Krivas entered his third season with the Wildcats being projected as one of the primary players of the team and appeared in the starting five in all 31 games of the NCAA regular season during which he averaged 10.8 points, 8.2 rebounds, one assist, 0.7 steals and 1.8 blocks. He has significantly contributed to his team winning the Big 12 Conference and was selected to the First Team and All-Defensive Team of the Big 12 Conference. The Wildcats also became champions of the 2026 Big 12 men's basketball tournament where they defeated UCF Knights, Iowa State Cyclones, Houston Cougars and during it Krivas was Wildcats starting five center averaging 7.3 points, 6.6 rebounds, 1.6 blocks per game.

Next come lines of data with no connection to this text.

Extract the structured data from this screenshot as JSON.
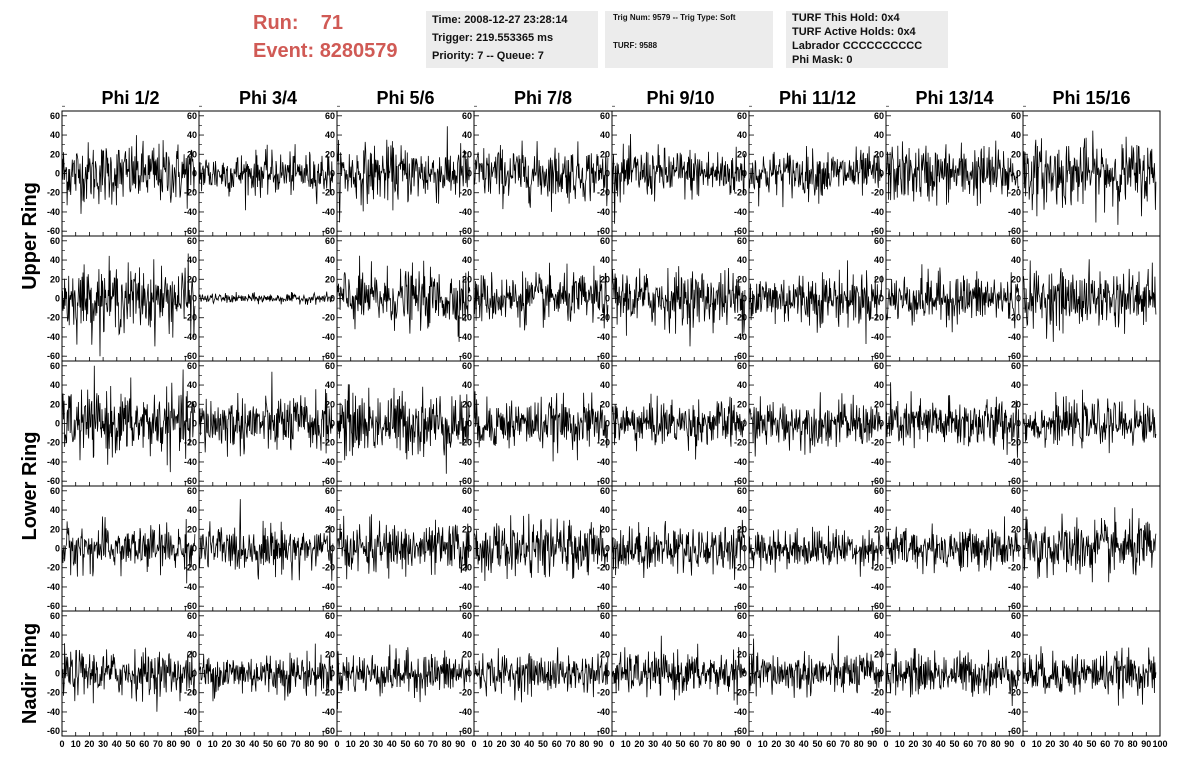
{
  "header": {
    "run_label": "Run:",
    "run_value": "71",
    "event_label": "Event:",
    "event_value": "8280579",
    "time_line": "Time: 2008-12-27 23:28:14",
    "trigger_line": "Trigger: 219.553365 ms",
    "priority_line": "Priority: 7 -- Queue: 7",
    "trig_line": "Trig Num: 9579 -- Trig Type: Soft",
    "turf_line": "TURF: 9588",
    "turf_hold_line": "TURF This Hold: 0x4",
    "turf_active_line": "TURF Active Holds: 0x4",
    "labrador_line": "Labrador CCCCCCCCCC",
    "phi_mask_line": "Phi Mask: 0"
  },
  "colors": {
    "accent": "#d05a55",
    "info_bg": "#ececec",
    "trace": "#000000"
  },
  "chart_data": {
    "type": "line",
    "columns": [
      "Phi 1/2",
      "Phi 3/4",
      "Phi 5/6",
      "Phi 7/8",
      "Phi 9/10",
      "Phi 11/12",
      "Phi 13/14",
      "Phi 15/16"
    ],
    "ring_labels": [
      "Upper Ring",
      "Lower Ring",
      "Nadir Ring"
    ],
    "ring_rows": [
      [
        0,
        1
      ],
      [
        2,
        3
      ],
      [
        4
      ]
    ],
    "rows": 5,
    "ylim": [
      -65,
      65
    ],
    "y_ticks": [
      -60,
      -40,
      -20,
      0,
      20,
      40,
      60
    ],
    "y_tick_labels": [
      "-60",
      "-40",
      "-20",
      "0",
      "20",
      "40",
      "60"
    ],
    "xlim": [
      0,
      100
    ],
    "x_ticks": [
      0,
      10,
      20,
      30,
      40,
      50,
      60,
      70,
      80,
      90,
      100
    ],
    "x_tick_labels": [
      "0",
      "10",
      "20",
      "30",
      "40",
      "50",
      "60",
      "70",
      "80",
      "90",
      "100"
    ],
    "x_tick_labels_last_column": [
      "0",
      "10",
      "20",
      "30",
      "40",
      "50",
      "60",
      "70",
      "80",
      "90",
      "100"
    ],
    "samples_per_trace": 260,
    "amplitude": [
      [
        16,
        11,
        15,
        14,
        13,
        12,
        15,
        17
      ],
      [
        17,
        2.5,
        15,
        13,
        15,
        14,
        13,
        15
      ],
      [
        17,
        15,
        17,
        13,
        12,
        12,
        13,
        11
      ],
      [
        12,
        12,
        13,
        14,
        12,
        10,
        11,
        15
      ],
      [
        12,
        11,
        11,
        10,
        11,
        11,
        11,
        11
      ]
    ]
  }
}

The Wildcats earned the No. 1 seed in the West region for the 2026 NCAA Division I men's basketball tournament.

Krivas in the first round of the NCAA Tournament contributed nine points, eight rebounds, two assists, and four blocks to a Wildcats crushing victory 92–58 versus the 16th-seeded LIU Sharks, which was the largest margin victory in an NCAA Tournament since 1998. In the second-round game versus the 9th-seeded Utah State Aggies Krivas recorded 11 points, 14 rebounds (nine offensive, just one rebound off from his NCAA career-high 15 rebounds), two assists, and three blocks, while the Wildcats won 78–66. In the Sweet Sixteen round Krivas contributed 14 points, five rebounds, two assists, and two blocks to a Wildcats yet another crushing victory 109–88 versus the 4th-seeded Arkansas Razorbacks. The Wildcats won the 2026 NCAA Tournament West Regional Final by 79–64 defeating the 2nd-seeded Purdue Boilermakers, while Krivas contributed to the victory six points, game-high 12 rebounds (five offensive), three assists, one block, and the Wildcats advanced to the NCAA Tournament Final Four after a 25 years hiatus. The overall successful season ended in the National Semifinal of the Final Four where the Wildcats were defeated 73–91 by the eventual champions Michigan Wolverines and Krivas (11 points, six rebounds, two steals, one assist and block) was overshadowed by Aday Mara (26 points, nine rebounds, three assists, two blocks).

=== Senior season ===
In April 2026, Krivas decided to stay in the University of Arizona for a senior season and not to participate in the 2026 NBA Draft.

==National team career==
Krivas has played for the Lithuania men's national under-18 and under-19 basketball teams and the under-20 team. His best performance statistically in the FIBA's youth tournaments was in the 2022 FIBA U18 European Championship where among his peers he averaged 13.6 points, 13.4 rebounds, 1.7 assists, 1.7 blocks per game (his efficiency points average per game was 22.3), however in the playoffs Lithuania was eliminated 64–61 in the quarterfinal by hosts and upcoming finalists Turkey.

==Player profile==
Krivas is noted for his capabilities in interior defense and post scoring. Due to his height and playing style he received a nickname "Mount Krivas".